AVONDALE, Ariz.—You can change the cars.
You can change the qualifying format.
You can change the weather from cloudy to sunny to rainy—multiple times.
But, no matter what you do, you can’t keep Kyle Busch out of Victory Lane at Phoenix International Raceway, at least not where the NASCAR Nationwide Series is concerned.
In Saturday’s Blue Jeans Go Green 200 at the one-mile track in the Sonoran desert, Busch dominated—again—leading 155 laps en route to his unprecedented third straight NNS victory at PIR and his seventh overall.
Busch’s first victory of the 2014 was his 64th overall, extending his own series record, and it was his first in a rain-shortened race in any of NASCAR’s top three series. Despite repeated efforts to dry the track, NASCAR ultimately called the event 32 laps short of its scheduled distance.
With a hard rain falling, NASCAR brought the cars to pit road and halted the race after Busch crossed the finish line to complete Lap 168, under caution for Ryan Reed’s crash into the wall that guards the inside of the backstretch dogleg.

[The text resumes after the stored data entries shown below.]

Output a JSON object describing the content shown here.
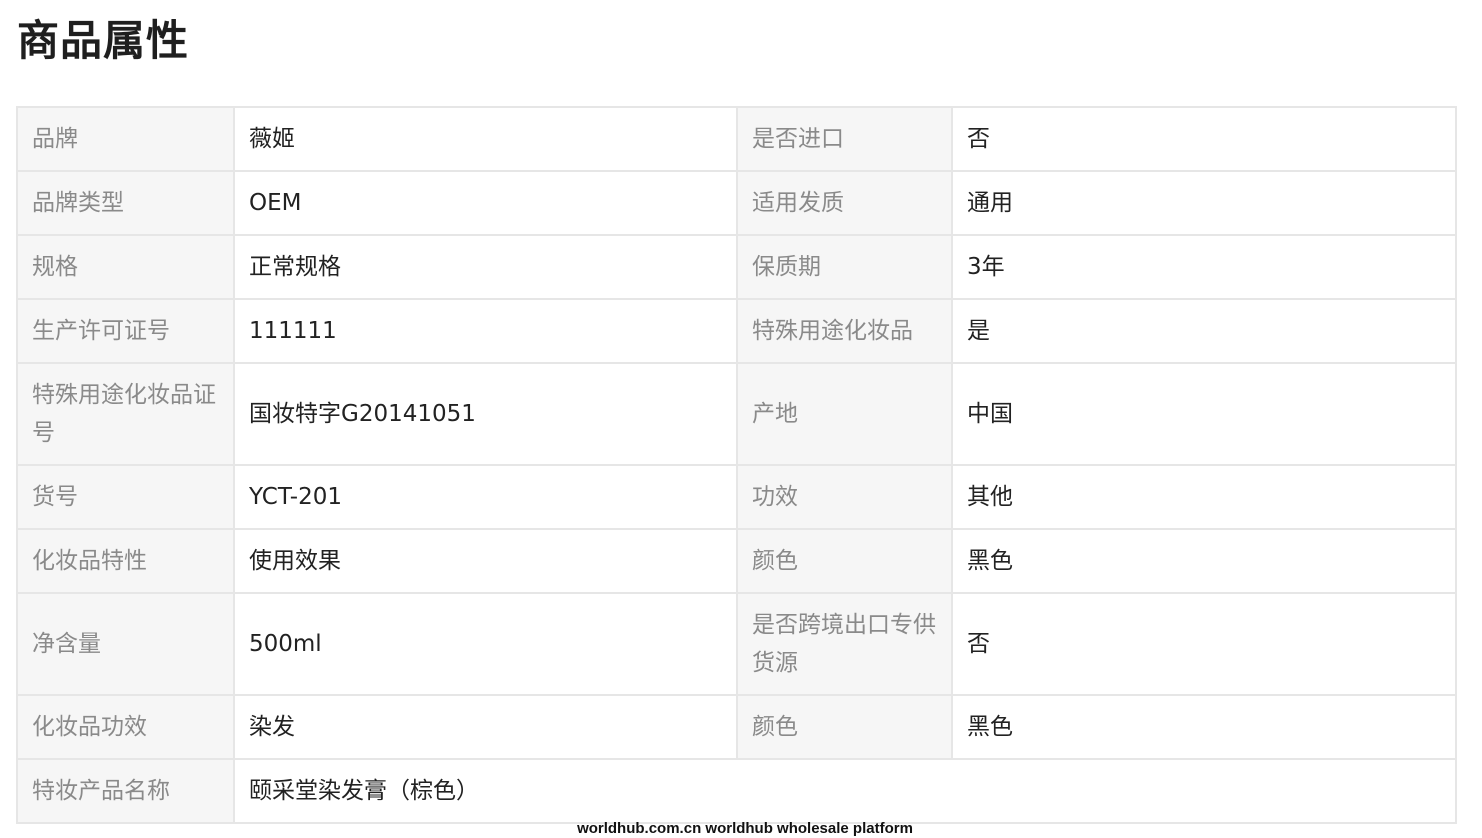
{
  "section_title": "商品属性",
  "attributes": [
    {
      "k1": "品牌",
      "v1": "薇姬",
      "k2": "是否进口",
      "v2": "否"
    },
    {
      "k1": "品牌类型",
      "v1": "OEM",
      "k2": "适用发质",
      "v2": "通用"
    },
    {
      "k1": "规格",
      "v1": "正常规格",
      "k2": "保质期",
      "v2": "3年"
    },
    {
      "k1": "生产许可证号",
      "v1": "111111",
      "k2": "特殊用途化妆品",
      "v2": "是"
    },
    {
      "k1": "特殊用途化妆品证号",
      "v1": "国妆特字G20141051",
      "k2": "产地",
      "v2": "中国"
    },
    {
      "k1": "货号",
      "v1": "YCT-201",
      "k2": "功效",
      "v2": "其他"
    },
    {
      "k1": "化妆品特性",
      "v1": "使用效果",
      "k2": "颜色",
      "v2": "黑色"
    },
    {
      "k1": "净含量",
      "v1": "500ml",
      "k2": "是否跨境出口专供货源",
      "v2": "否"
    },
    {
      "k1": "化妆品功效",
      "v1": "染发",
      "k2": "颜色",
      "v2": "黑色"
    },
    {
      "k1": "特妆产品名称",
      "v1": "颐采堂染发膏（棕色）"
    }
  ],
  "footer_text": "worldhub.com.cn worldhub wholesale platform"
}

After a red-flag period of two hours, eight minutes, NASCAR made Busch’s win official.
“I think just the pure dominance we’ve shown here the last few times that we’ve come here and the amount of laps we’ve led with how fast our cars are is pretty phenomenal,” Busch said after a rain-soaked celebration. “All the credit goes to Adam Stevens (crew chief) and everybody back at the shop.
“It’s fun to win them anyway. This is my first time winning a rain-shortened one. Welcome to the tent. I don’t know that it really made a whole lot of difference. We were really good. I would have loved to gone back out there after, but the weather wasn’t on our side today.”

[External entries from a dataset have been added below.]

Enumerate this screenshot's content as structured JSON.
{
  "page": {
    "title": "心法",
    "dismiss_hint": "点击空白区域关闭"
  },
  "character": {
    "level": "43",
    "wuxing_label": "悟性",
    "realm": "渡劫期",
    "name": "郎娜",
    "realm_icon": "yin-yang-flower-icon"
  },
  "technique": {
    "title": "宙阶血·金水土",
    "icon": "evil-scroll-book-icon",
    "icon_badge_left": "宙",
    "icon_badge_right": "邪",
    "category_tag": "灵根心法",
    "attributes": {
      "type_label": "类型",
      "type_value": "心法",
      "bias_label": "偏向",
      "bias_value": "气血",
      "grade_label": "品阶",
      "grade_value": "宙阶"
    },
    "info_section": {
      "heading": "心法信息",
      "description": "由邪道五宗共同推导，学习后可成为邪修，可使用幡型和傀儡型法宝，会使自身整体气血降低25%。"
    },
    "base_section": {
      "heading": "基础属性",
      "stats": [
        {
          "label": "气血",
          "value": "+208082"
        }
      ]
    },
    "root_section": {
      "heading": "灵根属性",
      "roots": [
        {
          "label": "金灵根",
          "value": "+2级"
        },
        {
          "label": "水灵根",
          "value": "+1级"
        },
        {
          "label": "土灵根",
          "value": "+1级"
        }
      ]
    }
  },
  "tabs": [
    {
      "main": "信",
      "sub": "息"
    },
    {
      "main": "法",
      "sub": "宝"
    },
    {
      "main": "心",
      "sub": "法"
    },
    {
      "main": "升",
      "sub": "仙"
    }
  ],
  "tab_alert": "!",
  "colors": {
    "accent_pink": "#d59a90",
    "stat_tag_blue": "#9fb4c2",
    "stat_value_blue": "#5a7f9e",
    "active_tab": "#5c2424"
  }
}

The driver of the No. 54 Joe Gibbs Racing Toyota had taken the point for the first time with a pass of polesitter Brad Keselowski on Lap 6. From that point on, he toyed with the rest of the field, extending his advantage to more than four seconds at its widest.
Kevin Harvick was second when rain halted the race, having passed Keselowski on Lap 160. Keselowski recovered from an accident on Lap 20 to run third. A tap from the pole winner sent Darryl Haar spinning into the outside wall off Turn 2 in a collision that also damaged the nose of Keselowski’s car.
The 2010 NNS champion restarted 27th on Lap 29 after pitting but worked his way forward and took advantage of his earlier pit stop to retake the lead, since most of the cars behind him had made green-flag stops for tires and fuel before the second caution slowed the race on Lap 90.
Harvick led briefly for the restart on Lap 97, but Busch regained the top spot on the restart lap and never relinquished it.
Kyle Larson was fourth, followed by Matt Kenseth, Elliott Sadler, Trevor Bayne and last Saturday’s Daytona winner, Regan Smith, who retained a five-point lead over Bayne in the series standings.
In his first run in the No. 88 JR Motorsports Chevrolet, Harvick was loose on restarts and soon fell approximately two seconds behind Busch.
“From there, we were just able to maintain,” Harvick said. “But a good effort for the first time out. … Kyle had the best car today. We probably finished where we should have.”
During three breaks in the rain, NASCAR put its Air Titan track-drying system to work, but three more intermittent downpours foiled the efforts to restart the race.